Según el dispositivo de vigilancia montado frente al inmueble desde el amanecer, cinco personas identificadas como colaboradores de la Sección entraron en ese portal a lo largo de la mañana. En cuestión de segundos, los cinco fueron detenidos y esposados.

Mónica Figuerola llevaba chaleco antibalas. Recorrió el piso del que fuera cuartel general de la Sección desde los años sesenta y, una por una, abrió todas las puertas. Constató que necesitaría la ayuda de un arqueólogo para catalogar la gran cantidad de papeles que atestaba las habitaciones.

No habían pasado más que unos segundos desde que entró cuando abrió la puerta de un pequeño espacio situado muy al fondo del piso y descubrió que se trataba de un dormitorio. De repente, se encontró cara a cara con Jonas Sandberg. Él había sido uno de los interrogantes que se plantearon en el reparto de tareas de esa mañana. Durante la noche anterior, el policía que lo estuvo vigilando le perdió la pista: su coche seguía aparcado en Kungsholmen y por la noche no se dejó caer por casa. Por la mañana no habían sabido cómo localizarlo y detenerlo.

Tienen vigilancia nocturna en el piso por razones de seguridad. Claro. Y Sandberg está descansando porque le ha tocado el turno de noche.

Jonas Sandberg sólo llevaba puestos unos calzoncillos y parecía que acababa de despertarse. Alargó la mano para coger su arma reglamentaria, que estaba encima de la mesilla de noche. Mónica Figuerola se inclinó hacia delante y tiró el arma al suelo, lejos de Sandberg.

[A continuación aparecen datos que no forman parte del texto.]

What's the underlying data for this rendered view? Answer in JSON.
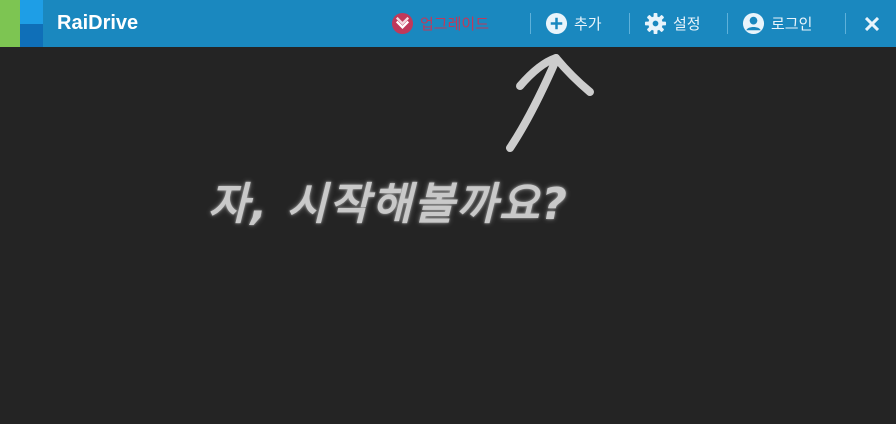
{
  "app": {
    "title": "RaiDrive"
  },
  "toolbar": {
    "upgrade_label": "업그레이드",
    "add_label": "추가",
    "settings_label": "설정",
    "login_label": "로그인",
    "close_icon": "close-icon"
  },
  "main": {
    "prompt_text": "자, 시작해볼까요?"
  },
  "colors": {
    "titlebar": "#1a88bf",
    "background": "#242424",
    "upgrade": "#c0395a",
    "logo_green": "#7dc552",
    "logo_blue": "#1e9ee6"
  }
}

—Jonas Sandberg, queda usted detenido como sospechoso de complicidad en el asesinato de Gunnar Björck y Alexander Zalachenko, así como en el intento de asesinato de Mikael Blomkvist y Erika Berger. Póngase los pantalones.

Jonas Sandberg le dirigió un puñetazo a Mónica Figuerola. Ella lo paró sin inmutarse.

—Estás de coña, ¿no? —dijo.

Ella agarró el brazo de Sandberg y le giró la muñeca con tanta fuerza que lo hizo caer al suelo de espaldas. Lo puso boca abajo y apoyó una rodilla en su región lumbar. Lo esposó. Era la primera vez desde que empezó a trabajar en la DGP/Seg que usaba las esposas estando de servicio.

Entregó a Sandberg a uno de los agentes uniformados y siguió su camino. Para acabar, abrió la última puerta, situada al final del pasillo. Según los planos de la oficina de urbanismo, se trataba de un cuartucho que daba al patio. Se detuvo en el umbral y se quedó mirando al espantapájaros más demacrado que había visto en su vida. Ni por un segundo dudó de que se hallaba frente a un enfermo terminal.

—Fredrik Clinton, queda usted detenido por complicidad en asesinato, intento de asesinato y una larga serie de diferentes delitos —dijo Mónica—. Quédese quieto en la cama. Hemos llamado a una ambulancia para trasladarlo a Kunsgholmen.

Christer Malm se había colocado justo delante de la entrada de Artillerigatan. A diferencia de Henry Cortez, sabía utilizar su Nikon digital. Usó un teleobjetivo corto, por lo que las fotos fueron muy profesionales.

Mostraban cómo, uno tras otro, los miembros de la Sección salían por la puerta acompañados de la policía, eran introducidos en los coches y, por último, cómo una ambulancia venía a buscar a Fredrik Clinton. Sus ojos miraron al objetivo de la cámara justo en el momento en el que Christer pulsó el disparador. Había en ellos preocupación y desconcierto.

Algún tiempo después, esa imagen ganó el premio de «La Fotografía del Año».